Un sympathique gendarme, tapotait quelques informations sur son ordinateur.

-Oui, répondit Lucien. Comme chaque samedi, je fais mon petit tour dans Gex. Pas au marché, j’ai horreur de ça. Je vais d’abord à la bibliothèque, puis à la poste prendre mon courrier à ma boîte postale, ensuite un petit tour pour voir les programmes du cinéma et juste avant de rentrer, j’achète mon pain. Je suis remonté par la rue du commerce et au niveau de la place j’ai rencontré trois amis d’enfance.
C’est drôle on habite la même ville et on ne se voit pratiquement jamais !  Alors, comme on se trouvait prêt d’un banc, on a décidé de bavarder un peu, question de raconter ce qu’on devenait. Moi, j’étais un peu pressé car il était presque midi, j’aime bien manger à l’heure. Mais bon, pour une fois je me suis décidé à déroger à la règle. Je suis célibataire et donc, c’est vrai, personne ne m’attend et je peux faire comme je veux.

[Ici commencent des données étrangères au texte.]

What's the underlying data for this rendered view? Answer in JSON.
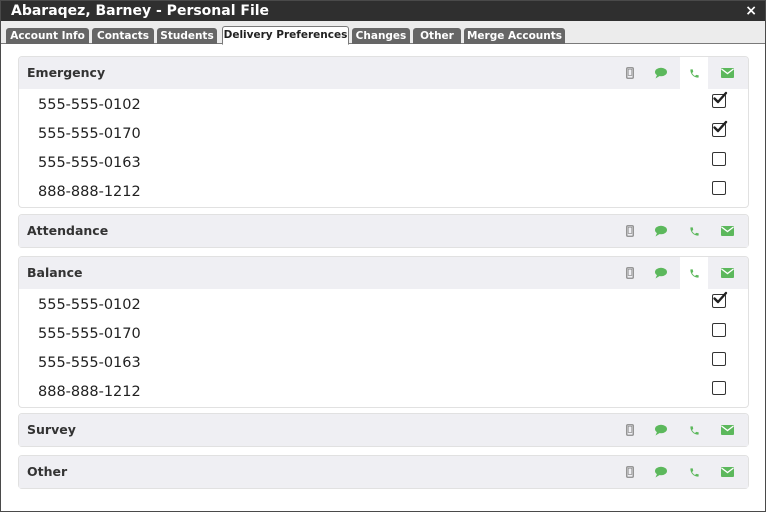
{
  "window": {
    "title": "Abaraqez, Barney - Personal File",
    "close_label": "×"
  },
  "tabs": [
    {
      "label": "Account Info",
      "active": false
    },
    {
      "label": "Contacts",
      "active": false
    },
    {
      "label": "Students",
      "active": false
    },
    {
      "label": "Delivery Preferences",
      "active": true
    },
    {
      "label": "Changes",
      "active": false
    },
    {
      "label": "Other",
      "active": false
    },
    {
      "label": "Merge Accounts",
      "active": false
    }
  ],
  "channel_icons": [
    "mobile-icon",
    "sms-chat-icon",
    "phone-icon",
    "email-icon"
  ],
  "colors": {
    "accent_green": "#5cb85c",
    "mobile_gray": "#8a8a8a",
    "title_bar": "#2f2f2f",
    "tab_inactive": "#666666"
  },
  "sections": [
    {
      "name": "Emergency",
      "expanded": true,
      "active_channel": "phone",
      "entries": [
        {
          "number": "555-555-0102",
          "checked": true
        },
        {
          "number": "555-555-0170",
          "checked": true
        },
        {
          "number": "555-555-0163",
          "checked": false
        },
        {
          "number": "888-888-1212",
          "checked": false
        }
      ]
    },
    {
      "name": "Attendance",
      "expanded": false
    },
    {
      "name": "Balance",
      "expanded": true,
      "active_channel": "phone",
      "entries": [
        {
          "number": "555-555-0102",
          "checked": true
        },
        {
          "number": "555-555-0170",
          "checked": false
        },
        {
          "number": "555-555-0163",
          "checked": false
        },
        {
          "number": "888-888-1212",
          "checked": false
        }
      ]
    },
    {
      "name": "Survey",
      "expanded": false
    },
    {
      "name": "Other",
      "expanded": false
    }
  ]
}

Le gendarme arrêta sa retranscription et regarda Lucien droit dans les yeux.

-Hum ! Vous êtes certain qu’il était presque midi.

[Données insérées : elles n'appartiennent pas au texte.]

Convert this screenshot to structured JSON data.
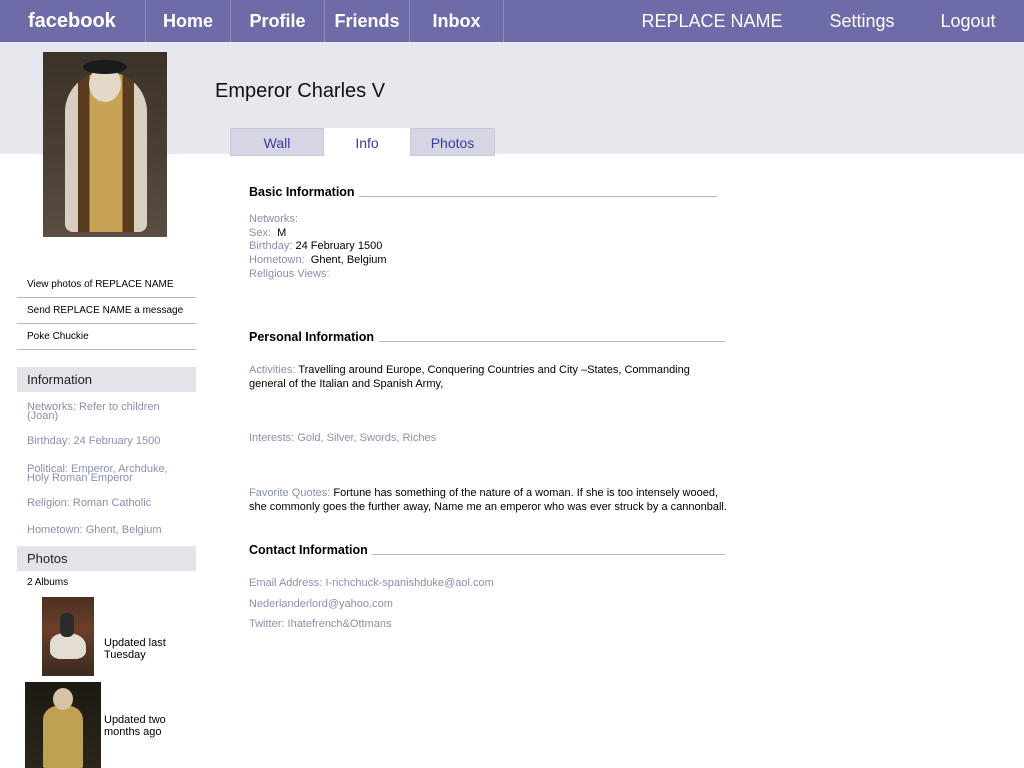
{
  "topbar": {
    "logo": "facebook",
    "nav": [
      "Home",
      "Profile",
      "Friends",
      "Inbox"
    ],
    "right": [
      "REPLACE NAME",
      "Settings",
      "Logout"
    ]
  },
  "profile": {
    "name": "Emperor Charles V",
    "tabs": [
      "Wall",
      "Info",
      "Photos"
    ],
    "active_tab": "Info"
  },
  "sidebar": {
    "links": [
      "View photos of REPLACE NAME",
      "Send REPLACE NAME a message",
      "Poke Chuckie"
    ],
    "info_heading": "Information",
    "info": [
      {
        "label": "Networks:",
        "value": "Refer to children (Joan)"
      },
      {
        "label": "Birthday:",
        "value": "24 February 1500"
      },
      {
        "label": "Political:",
        "value": "Emperor, Archduke, Holy Roman Emperor"
      },
      {
        "label": "Religion:",
        "value": "Roman Catholic"
      },
      {
        "label": "Hometown:",
        "value": "Ghent, Belgium"
      }
    ],
    "photos_heading": "Photos",
    "albums_count": "2 Albums",
    "albums": [
      {
        "caption": "Updated last Tuesday"
      },
      {
        "caption": "Updated two months ago"
      }
    ]
  },
  "basic": {
    "title": "Basic Information",
    "networks_label": "Networks:",
    "sex_label": "Sex:",
    "sex": "M",
    "birthday_label": "Birthday:",
    "birthday": "24 February 1500",
    "hometown_label": "Hometown:",
    "hometown": "Ghent, Belgium",
    "religious_label": "Religious Views:"
  },
  "personal": {
    "title": "Personal Information",
    "activities_label": "Activities:",
    "activities": "Travelling around Europe, Conquering Countries and  City –States, Commanding general of the Italian and Spanish Army,",
    "interests_label": "Interests:",
    "interests": "Gold, Silver, Swords, Riches",
    "quotes_label": "Favorite Quotes:",
    "quotes": "Fortune has something of the nature of a woman. If she is too intensely wooed, she commonly goes the further away, Name me an emperor who was ever struck by a cannonball."
  },
  "contact": {
    "title": "Contact Information",
    "email_label": "Email Address:",
    "email": "I-richchuck-spanishduke@aol.com",
    "email2": "Nederlanderlord@yahoo.com",
    "twitter_label": "Twitter:",
    "twitter": "Ihatefrench&Ottmans"
  }
}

-Oui, je peux vous l’affirmer, j’ai regardé ma montre, je m’en souviens, il était exactement midi moins cinq.

-Etrange ! Répliqua le préposé.

-J’étais assis à côté de Lucie, on était en primaire ensemble. Comme le temps passe vite ! On a discuté de choses et d’autres. En vérité, c’est elle qui discutait, elle a toujours été très bavarde, une vraie pipelette. Au bout d’un moment je ne l’écoutais même plus, il y avait une superbe jeune femme qui passait sur le trottoir d’en face avec une espèce d’hurluberlu qui la suivait de près. Puis ils ont croisé l’homme qui s’est fait écraser. Je ne sais pas exactement pourquoi mais il a traversé au moment même de l’arrivée de la porche. J’ai vu le conducteur freiné brutalement, mais trop tard, il a percuté le pauvre homme. Ils sont fous ces jeunes, vont trop vite, pas étonnant qu’il y ait tant d’accident ! »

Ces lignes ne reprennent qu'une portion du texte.